Scholarly organization

Historians of Netherlandish Art (HNA) is an international scholarly organization devoted to the study of the art and material culture of the Low Countries from the medieval period through the twenty-first century.

Founded in 1983, the organization promotes research, publication, and professional exchange among scholars, curators, conservators, and students working on Dutch art and Flemish art. The organization organizes biennial conferences held in Europe and North America and supports emerging scholars through grants and awards.

HNA maintains an online platform for news, professional opportunities, and resources related to Netherlandish art history.

== Journal of Historians of Netherlandish Art ==

HNA also publishes Journal of Historians of Netherlandish Art (JHNA), peer-reviewed open-access academic journal covering art history publication established in 2008/2009, which features research articles, exhibition reviews, and scholarly roundtables. It appears biannually and features original scholarship on Dutch, Flemish, German, and Franco-Flemish art and material culture.

=== Origins and impact ===
The journal grew out of the newsletters of Historians of Netherlandish Art—which originally included book reviews, and the last edition of that format was published in November 2017. As the newsletters moved into digital form, the reviews also shifted online, and the publication gradually developed into a journal that combined book reviews with peer-reviewed scholarly articles.

The American scholar and professor Allison Kettering was the founding editor in chief of the journal, from 2008-2021.

=== Later development ===
The journal has been discussed within broader scholarship on digital art history and digital publishing in the discipline, and situated alongside other major open-access digital art history journals in discussions of the field's development.

In 2016, the journal received support from the Gladys Krieble Delmas Foundation to modernize its digital architecture and enable digitally enhanced articles.
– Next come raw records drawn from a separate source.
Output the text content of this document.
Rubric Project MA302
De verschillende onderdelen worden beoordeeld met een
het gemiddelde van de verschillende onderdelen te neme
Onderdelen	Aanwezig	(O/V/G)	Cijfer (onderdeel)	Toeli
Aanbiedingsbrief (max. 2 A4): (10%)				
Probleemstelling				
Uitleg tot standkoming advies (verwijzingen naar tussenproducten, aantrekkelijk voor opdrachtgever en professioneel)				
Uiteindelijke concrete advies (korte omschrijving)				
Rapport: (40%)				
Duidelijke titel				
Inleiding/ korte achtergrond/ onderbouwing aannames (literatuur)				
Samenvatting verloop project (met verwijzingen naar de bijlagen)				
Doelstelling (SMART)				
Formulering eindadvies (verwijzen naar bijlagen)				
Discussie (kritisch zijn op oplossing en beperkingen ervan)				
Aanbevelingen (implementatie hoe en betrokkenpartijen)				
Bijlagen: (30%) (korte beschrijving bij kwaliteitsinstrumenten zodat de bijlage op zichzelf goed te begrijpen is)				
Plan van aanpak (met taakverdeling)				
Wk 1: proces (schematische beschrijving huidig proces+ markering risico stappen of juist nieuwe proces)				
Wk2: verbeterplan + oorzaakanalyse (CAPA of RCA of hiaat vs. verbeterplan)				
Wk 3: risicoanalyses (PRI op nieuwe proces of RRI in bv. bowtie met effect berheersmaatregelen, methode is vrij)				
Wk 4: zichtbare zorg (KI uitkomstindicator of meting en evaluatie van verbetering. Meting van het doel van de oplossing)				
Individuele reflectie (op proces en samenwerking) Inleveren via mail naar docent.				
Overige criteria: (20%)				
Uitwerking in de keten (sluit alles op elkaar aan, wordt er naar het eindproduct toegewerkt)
In 2018, the journal announced that it had received a Kress Digital Resources Grant for 2019-2020, which supported the development of digitally enhanced art-historical scholarship.

In 2019, the historian Elizabeth Sutton stated of the journal and its importance to scholarship in the field of art history: "The Historians of Netherlandish Art (HNA), following inroads in digital collaborative and accessible website and archives by Dutch institutions, is currently sponsoring such scholarship through its online journal, JHNA, and digital projects."

=== Role in 2023 Vermeer attribution debate ===
The publication entered wider public view in the Guardian in 2023 when Betsy Wieseman of the National Gallery of Art, one of its contributors to an article on Johannes Vermeer, became a central voice in the widely reported debate over the attribution of the painting Girl with a Flute. The work had long been attributed to Vermeer, with her and her team reversing the attribution, with the Guardian writing: "The paint had been handled in a heavy-handed way that 'pooled and almost dripped', the team wrote in the Journal of Historians of Netherlandish Art."

=== Abstracting and indexing ===
The journal is abstracted and indexed in the Directory of Open Access Journals, EBSCO databases and the International Bibliography of Periodical Literature, and is also listed in MIAR.